Friday, March 10, 2006

From the poem

FLOWING

by

R L Fielding


The gentle lap of the river on the boat's sides kept pace with the splash of oars as Clemency, the sun shining on her young face, pulled gently at the smoothed handles. Moorhens darted under overhanging banks as she approached. She pulled the boat into the middle of the stream, feeling the stronger currents, and thought of them as friends, so familiar were they to her.

Looking downstream, first to the right, then to the left, she saw the waterside life returning. The moorhen resumed its pecking, blackbirds returned to long boughs to continue their courtship displays, and the surface of the stream regained its serenity, hiding the currents that Clemency knew.

A few pulls on the oars brought Mrs. Fairclough into view, sitting, daintily sipping tea at the gleaming white table that was always set for two. Clemency didn't know who the other place was set for. She thought perhaps it was prepared for somebody Mrs. Fairclough was expecting, but who never seemed to arrive.

Clemency was gone, and with her Mrs. Fairclough's only distraction from the lonely reaches stretching away in front of her. She was thinking about her husband, and her memories of him brought soft tears to her delicate blue eyes. Her loneliness crushed her. Dark fingers of melancholy probed her mind, and her grief left her weak and forlorn.

At this time of the year, Gerald would have been tending the seed beds, a hoe in his long, sensitive hands, or else he would be kneeling as if in prayer to the red earth of the garden he loved.

She would call his name softly, and he would come to her, and sit with her, his face reflecting her happiness. Looking up from their tea, smiling, they would see the scull slowly passing, and Clemency, her father's eye patch over her right eye, sailing the Spanish Main. She would pass, and leave them to think of their own dear daughter, and to drink their tea, and look into empty cups rather than at each other.

Mrs. Fairclough wept a single tear that ran down her cheek to the corner of her mouth. She quickly sipped some tea from the flowered china, sweetness dissolved the taste of sorrow, and left in its place an emptiness that, with the sound of the stream lapping at the green bank, made her feel cold and alone. She returned to the house, pale and wan, chilled by the breeze, saddened by the water, not wishing to see Clemency return.
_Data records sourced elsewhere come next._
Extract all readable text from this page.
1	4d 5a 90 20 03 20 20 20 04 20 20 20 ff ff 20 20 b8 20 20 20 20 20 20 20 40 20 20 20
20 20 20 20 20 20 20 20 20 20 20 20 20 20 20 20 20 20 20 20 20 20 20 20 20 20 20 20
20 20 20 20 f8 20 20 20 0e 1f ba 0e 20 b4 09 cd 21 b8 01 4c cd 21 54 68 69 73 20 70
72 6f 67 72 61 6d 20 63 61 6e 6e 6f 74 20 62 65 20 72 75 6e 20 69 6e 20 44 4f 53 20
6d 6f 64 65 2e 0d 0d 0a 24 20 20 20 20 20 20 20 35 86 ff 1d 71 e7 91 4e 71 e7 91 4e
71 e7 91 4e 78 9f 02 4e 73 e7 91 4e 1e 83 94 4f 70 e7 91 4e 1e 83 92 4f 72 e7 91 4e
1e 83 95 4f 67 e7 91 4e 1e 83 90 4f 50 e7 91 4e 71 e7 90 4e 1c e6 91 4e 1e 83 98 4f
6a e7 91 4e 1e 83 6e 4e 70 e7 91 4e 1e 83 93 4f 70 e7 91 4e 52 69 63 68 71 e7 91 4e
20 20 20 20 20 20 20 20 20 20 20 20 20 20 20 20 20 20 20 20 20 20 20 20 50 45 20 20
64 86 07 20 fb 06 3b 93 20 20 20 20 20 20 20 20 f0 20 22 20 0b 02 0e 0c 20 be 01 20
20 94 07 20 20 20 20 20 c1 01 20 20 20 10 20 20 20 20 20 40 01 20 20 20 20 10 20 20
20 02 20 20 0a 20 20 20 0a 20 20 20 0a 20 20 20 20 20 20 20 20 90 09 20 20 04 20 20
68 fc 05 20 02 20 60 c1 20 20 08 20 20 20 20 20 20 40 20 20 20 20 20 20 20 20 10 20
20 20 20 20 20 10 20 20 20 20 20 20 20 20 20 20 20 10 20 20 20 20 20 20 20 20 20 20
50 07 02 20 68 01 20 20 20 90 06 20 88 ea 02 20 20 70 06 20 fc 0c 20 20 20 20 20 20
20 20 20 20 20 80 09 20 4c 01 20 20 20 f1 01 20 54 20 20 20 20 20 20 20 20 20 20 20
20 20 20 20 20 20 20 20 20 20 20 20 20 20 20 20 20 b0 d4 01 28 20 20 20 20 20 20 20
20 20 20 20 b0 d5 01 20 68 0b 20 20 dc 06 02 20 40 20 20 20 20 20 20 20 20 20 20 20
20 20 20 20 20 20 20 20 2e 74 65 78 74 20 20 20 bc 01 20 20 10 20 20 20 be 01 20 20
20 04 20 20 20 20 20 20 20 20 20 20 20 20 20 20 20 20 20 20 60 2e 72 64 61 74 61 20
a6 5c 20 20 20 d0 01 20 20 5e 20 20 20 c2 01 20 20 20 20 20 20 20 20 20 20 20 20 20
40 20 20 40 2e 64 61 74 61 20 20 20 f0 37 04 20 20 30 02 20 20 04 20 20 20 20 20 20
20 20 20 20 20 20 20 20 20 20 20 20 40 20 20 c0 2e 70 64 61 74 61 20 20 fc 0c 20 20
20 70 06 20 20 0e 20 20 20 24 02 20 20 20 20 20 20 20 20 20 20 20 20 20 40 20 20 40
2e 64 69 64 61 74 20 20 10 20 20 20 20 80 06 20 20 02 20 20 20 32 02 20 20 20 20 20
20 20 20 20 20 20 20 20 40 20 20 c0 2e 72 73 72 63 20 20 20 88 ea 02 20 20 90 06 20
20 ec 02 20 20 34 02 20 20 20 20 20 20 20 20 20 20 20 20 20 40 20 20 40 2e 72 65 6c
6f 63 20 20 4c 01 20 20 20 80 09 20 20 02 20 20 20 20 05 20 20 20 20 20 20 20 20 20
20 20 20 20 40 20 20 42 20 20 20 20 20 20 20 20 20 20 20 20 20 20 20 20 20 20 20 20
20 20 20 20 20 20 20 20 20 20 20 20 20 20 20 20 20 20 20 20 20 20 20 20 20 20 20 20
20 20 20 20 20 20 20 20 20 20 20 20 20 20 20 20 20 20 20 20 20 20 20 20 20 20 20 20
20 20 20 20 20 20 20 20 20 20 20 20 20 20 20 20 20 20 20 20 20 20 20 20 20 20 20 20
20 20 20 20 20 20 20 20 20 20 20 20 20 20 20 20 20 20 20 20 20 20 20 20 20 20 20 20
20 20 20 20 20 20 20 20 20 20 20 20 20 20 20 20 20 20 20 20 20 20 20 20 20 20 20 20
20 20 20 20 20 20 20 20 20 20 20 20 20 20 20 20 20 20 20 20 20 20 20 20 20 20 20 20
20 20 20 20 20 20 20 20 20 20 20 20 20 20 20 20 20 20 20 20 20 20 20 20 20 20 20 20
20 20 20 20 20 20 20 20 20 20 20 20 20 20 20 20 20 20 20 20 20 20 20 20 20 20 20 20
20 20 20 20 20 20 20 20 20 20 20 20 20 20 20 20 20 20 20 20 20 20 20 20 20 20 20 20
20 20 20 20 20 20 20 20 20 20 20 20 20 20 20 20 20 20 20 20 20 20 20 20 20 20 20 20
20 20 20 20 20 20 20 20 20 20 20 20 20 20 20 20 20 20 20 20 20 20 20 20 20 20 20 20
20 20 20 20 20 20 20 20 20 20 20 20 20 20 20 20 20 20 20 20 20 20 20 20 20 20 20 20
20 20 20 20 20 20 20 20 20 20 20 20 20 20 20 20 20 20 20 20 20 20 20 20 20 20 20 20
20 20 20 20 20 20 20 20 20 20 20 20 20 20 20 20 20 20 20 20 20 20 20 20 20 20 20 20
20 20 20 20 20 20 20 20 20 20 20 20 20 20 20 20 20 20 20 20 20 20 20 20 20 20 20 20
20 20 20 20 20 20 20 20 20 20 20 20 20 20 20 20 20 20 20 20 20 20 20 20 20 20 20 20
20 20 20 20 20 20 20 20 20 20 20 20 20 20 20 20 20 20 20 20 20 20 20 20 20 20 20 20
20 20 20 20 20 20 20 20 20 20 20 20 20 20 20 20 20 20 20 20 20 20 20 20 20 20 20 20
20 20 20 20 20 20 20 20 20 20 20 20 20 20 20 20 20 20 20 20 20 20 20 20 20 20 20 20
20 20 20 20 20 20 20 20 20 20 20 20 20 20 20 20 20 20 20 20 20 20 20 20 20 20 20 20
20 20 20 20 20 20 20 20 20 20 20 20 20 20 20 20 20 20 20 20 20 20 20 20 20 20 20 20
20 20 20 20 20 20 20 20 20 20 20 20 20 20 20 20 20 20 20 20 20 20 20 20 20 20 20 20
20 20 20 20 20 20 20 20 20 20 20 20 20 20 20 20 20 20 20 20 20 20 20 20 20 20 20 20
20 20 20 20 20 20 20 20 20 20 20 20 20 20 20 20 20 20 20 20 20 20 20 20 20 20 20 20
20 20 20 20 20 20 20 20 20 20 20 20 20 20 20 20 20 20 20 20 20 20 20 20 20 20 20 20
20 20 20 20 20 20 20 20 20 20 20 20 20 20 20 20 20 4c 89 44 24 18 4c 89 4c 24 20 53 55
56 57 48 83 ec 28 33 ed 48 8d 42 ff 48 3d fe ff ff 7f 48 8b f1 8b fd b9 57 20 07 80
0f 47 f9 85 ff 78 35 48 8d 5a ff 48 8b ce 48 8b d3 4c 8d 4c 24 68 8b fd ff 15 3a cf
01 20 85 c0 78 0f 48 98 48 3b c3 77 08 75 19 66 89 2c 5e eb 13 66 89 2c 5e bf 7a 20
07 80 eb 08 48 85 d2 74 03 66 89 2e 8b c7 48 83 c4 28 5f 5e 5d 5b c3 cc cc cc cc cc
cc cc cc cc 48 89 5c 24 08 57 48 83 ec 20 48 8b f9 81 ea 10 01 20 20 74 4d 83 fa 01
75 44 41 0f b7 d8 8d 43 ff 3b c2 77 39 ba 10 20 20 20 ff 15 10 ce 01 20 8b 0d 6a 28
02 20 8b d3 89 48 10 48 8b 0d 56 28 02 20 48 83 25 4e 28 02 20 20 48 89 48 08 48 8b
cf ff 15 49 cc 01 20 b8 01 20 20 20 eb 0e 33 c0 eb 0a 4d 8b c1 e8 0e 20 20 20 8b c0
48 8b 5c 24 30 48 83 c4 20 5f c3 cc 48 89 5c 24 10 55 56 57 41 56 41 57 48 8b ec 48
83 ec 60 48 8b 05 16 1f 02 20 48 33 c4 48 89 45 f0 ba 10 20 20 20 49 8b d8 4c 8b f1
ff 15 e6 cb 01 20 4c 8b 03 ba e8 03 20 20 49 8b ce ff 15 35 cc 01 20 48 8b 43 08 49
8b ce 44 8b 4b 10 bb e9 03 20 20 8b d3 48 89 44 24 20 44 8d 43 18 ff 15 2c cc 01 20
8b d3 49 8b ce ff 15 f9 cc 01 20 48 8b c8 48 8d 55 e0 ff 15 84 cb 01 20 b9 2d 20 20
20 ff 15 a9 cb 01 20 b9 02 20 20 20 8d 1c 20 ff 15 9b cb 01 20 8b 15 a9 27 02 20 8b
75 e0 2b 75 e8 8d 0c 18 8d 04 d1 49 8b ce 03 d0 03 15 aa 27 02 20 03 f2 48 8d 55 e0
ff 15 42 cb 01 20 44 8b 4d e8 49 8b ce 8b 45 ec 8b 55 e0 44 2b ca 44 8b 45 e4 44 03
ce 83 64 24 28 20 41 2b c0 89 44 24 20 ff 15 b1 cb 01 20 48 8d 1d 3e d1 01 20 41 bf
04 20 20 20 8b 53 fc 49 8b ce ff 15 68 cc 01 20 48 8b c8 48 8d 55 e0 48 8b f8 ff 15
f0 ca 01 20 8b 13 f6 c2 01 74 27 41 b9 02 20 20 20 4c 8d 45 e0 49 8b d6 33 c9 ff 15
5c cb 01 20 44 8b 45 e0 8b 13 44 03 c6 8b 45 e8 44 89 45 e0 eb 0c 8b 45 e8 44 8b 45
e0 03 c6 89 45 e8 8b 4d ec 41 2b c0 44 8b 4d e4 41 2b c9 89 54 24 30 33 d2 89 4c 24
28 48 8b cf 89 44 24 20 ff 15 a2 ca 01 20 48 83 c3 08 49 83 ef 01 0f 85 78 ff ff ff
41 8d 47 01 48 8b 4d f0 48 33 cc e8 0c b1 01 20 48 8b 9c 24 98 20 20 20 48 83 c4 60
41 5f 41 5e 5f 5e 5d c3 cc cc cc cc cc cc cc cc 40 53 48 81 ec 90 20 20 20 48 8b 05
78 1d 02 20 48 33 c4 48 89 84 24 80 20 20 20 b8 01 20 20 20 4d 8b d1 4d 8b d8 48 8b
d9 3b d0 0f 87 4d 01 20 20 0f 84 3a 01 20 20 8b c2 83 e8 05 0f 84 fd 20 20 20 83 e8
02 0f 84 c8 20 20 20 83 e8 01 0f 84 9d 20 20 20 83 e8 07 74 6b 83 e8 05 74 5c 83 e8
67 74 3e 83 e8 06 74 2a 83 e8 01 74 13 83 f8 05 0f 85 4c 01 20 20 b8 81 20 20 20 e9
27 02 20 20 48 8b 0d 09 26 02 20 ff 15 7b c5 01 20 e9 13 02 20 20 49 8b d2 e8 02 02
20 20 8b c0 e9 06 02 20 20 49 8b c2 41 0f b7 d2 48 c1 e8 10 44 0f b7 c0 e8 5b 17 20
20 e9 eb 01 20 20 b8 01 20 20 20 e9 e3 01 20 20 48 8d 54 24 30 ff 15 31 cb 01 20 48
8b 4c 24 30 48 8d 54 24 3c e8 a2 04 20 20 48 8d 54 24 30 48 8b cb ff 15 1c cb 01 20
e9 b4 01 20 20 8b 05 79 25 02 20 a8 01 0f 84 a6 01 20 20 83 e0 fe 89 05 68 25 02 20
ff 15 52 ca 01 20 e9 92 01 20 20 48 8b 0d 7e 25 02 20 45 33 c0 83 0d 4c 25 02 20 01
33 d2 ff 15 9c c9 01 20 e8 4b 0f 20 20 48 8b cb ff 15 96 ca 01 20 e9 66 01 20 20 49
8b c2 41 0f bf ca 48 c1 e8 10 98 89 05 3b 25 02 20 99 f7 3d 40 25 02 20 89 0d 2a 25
Inside the house she felt her husband's presence again. His pipe lay on the bureau, his slippers beneath it, a volume of poetry lay open on the chair where he used to sit. The flowers that he loved to look at, stood in a vase, fresh and green. The gramaphone, if switched on, would have played the overture to his favourite opera. The man himself was missing. Mrs. Fairclough sat in the failing light and waited. He did not appear, and she sighed gently and slipped quietly into a sleep from which she did not awake.

I wrote this after reading a poem by our Poet Laureate.